Face à ces violations massives des droits humains, à la restriction des libertés publiques et surtout aux massacres des enquêteurs de l’ONU, la communauté internationale a exigé du Gouvernement congolais des enquêtes crédibles et le respect aussi bien de la Constitution que de l’Accord du 31 décembre 2016 signé avec l’opposition politique sous l’égide de la CENCO. Les pressions exercées par la communauté internationale sur le Pouvoir de Kinshasa expliquent l’émergence de la rhétorique souverainiste actuelle.

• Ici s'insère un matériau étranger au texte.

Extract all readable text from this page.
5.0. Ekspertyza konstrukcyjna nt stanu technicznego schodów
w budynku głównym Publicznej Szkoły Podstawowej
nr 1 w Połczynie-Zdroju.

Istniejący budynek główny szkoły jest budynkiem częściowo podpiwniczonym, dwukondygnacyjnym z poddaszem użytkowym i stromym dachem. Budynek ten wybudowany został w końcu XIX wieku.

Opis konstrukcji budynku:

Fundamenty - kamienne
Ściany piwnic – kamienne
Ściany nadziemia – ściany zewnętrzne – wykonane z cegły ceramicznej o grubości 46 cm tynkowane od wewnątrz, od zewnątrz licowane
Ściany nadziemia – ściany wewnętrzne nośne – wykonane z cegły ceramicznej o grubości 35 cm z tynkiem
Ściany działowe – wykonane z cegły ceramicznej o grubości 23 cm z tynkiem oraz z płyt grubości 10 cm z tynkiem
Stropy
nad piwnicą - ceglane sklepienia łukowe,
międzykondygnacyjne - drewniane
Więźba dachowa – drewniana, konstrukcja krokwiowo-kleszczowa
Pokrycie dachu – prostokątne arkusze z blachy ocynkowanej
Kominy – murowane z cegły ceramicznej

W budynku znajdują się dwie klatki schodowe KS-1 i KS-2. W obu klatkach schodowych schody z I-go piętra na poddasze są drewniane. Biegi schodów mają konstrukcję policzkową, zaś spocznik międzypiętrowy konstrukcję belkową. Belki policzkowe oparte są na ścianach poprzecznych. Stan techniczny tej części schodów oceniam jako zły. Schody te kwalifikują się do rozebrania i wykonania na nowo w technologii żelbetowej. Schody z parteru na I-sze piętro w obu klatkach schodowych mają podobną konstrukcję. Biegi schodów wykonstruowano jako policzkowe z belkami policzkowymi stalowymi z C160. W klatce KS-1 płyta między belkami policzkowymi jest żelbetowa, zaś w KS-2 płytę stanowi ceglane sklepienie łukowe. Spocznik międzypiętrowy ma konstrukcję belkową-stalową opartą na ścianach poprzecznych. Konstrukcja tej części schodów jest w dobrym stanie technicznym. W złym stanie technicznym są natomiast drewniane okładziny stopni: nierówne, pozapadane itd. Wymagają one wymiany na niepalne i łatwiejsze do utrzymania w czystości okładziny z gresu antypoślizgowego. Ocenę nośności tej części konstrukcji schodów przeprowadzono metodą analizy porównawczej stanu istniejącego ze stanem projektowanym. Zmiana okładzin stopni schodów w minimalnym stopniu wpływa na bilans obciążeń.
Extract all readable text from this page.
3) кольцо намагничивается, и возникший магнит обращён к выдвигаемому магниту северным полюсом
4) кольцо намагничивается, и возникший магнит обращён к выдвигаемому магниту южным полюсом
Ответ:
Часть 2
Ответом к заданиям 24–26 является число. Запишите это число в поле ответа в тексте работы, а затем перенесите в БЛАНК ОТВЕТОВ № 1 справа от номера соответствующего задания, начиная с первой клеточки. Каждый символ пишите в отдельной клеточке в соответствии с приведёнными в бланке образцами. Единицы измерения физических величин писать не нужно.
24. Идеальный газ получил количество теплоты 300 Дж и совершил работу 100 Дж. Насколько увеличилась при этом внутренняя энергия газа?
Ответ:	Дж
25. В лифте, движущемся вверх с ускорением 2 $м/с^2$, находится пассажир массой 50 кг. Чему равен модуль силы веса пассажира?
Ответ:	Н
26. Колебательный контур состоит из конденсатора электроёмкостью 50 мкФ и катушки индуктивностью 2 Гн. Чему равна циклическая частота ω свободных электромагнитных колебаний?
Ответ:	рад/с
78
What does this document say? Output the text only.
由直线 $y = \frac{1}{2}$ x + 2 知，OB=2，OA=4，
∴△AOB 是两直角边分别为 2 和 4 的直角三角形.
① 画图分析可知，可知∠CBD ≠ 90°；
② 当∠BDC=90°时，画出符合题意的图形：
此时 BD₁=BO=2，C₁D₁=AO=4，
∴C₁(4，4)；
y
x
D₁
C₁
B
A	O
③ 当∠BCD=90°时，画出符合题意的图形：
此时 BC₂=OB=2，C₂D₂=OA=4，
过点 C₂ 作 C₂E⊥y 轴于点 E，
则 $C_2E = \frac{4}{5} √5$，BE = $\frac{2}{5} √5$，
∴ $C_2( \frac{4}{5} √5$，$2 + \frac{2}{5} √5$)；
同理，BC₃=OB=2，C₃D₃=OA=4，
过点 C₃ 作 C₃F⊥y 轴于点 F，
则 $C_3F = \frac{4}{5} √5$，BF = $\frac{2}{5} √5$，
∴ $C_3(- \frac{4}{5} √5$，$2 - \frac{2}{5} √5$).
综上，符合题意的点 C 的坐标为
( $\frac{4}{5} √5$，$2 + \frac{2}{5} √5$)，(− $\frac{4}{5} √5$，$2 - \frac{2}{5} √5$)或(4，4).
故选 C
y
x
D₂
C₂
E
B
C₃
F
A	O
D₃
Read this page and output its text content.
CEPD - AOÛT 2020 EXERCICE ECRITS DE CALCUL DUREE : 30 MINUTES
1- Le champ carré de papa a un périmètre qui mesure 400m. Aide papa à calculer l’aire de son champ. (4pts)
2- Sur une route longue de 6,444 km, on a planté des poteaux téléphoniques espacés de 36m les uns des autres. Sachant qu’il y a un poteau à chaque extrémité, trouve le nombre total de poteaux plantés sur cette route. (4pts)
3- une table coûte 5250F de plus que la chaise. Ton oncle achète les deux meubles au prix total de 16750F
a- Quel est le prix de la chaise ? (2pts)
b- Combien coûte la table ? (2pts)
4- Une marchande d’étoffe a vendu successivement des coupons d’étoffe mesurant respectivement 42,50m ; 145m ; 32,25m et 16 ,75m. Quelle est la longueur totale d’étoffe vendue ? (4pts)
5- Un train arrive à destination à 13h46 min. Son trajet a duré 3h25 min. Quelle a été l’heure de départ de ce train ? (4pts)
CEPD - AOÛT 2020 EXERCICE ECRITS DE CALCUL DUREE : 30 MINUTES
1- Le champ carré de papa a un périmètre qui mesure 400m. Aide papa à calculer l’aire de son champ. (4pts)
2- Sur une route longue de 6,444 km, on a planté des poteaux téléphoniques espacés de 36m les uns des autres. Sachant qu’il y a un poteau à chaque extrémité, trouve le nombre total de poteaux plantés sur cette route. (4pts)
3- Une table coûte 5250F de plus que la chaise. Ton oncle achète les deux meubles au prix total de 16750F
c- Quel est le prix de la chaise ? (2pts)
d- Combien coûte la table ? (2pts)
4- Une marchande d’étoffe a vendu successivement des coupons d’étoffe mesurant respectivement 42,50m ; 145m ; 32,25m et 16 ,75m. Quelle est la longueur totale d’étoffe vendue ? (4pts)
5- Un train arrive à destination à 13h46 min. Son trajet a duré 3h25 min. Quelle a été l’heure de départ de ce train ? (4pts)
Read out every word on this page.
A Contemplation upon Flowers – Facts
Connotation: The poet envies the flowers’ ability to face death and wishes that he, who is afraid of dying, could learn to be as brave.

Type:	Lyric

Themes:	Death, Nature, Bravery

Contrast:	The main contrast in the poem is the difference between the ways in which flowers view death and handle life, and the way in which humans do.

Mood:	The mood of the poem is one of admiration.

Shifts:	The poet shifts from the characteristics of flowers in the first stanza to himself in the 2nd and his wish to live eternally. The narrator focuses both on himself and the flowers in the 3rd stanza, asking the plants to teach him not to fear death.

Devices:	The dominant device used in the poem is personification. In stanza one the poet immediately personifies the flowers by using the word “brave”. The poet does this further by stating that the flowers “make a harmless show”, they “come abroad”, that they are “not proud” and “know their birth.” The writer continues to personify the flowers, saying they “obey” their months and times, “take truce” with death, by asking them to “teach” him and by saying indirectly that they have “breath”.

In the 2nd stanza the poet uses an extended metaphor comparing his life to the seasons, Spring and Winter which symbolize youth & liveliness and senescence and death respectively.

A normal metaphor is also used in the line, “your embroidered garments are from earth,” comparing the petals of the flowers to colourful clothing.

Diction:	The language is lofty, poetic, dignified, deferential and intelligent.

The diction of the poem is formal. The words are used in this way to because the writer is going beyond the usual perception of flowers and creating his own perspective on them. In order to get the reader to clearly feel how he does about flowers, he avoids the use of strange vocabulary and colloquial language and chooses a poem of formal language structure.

Celle-ci dénonce l’ingérence de la communauté internationale et, en même temps, arrange pour le Pouvoir un processus électoral taillé sur mesure dont l’alternative serait « le pouvoir ou le pouvoir ».

2. Rhétorique souverainiste comme stratégie électorale

La loi organique n° 13/012 du 19 avril 2013 modifiant et complétant la loi organique n° 10/013 du 28 juillet 2010 portant organisation et fonctionnement de la CENI, souverainement votée par le Parlement et promulguée par le Président de la République, stipule en son article 43 que les ressources de cette institution d’appui à la démocratie proviennent du budget de l’Etat, des dons et legs, de l’assistance et de l’appui provenant des partenaires bilatéraux, multilatéraux et d’autres donateurs. La décision d’exclure tout financement extérieur des élections ignore cette disposition légale. Qui plus est, elle est prise au moment où le Gouvernement congolais – en raison justement des difficultés de trésorerie – n’arrive pas à respecter le plan de décaissement des fonds en faveur de la CENI et/ou du processus électoral[5].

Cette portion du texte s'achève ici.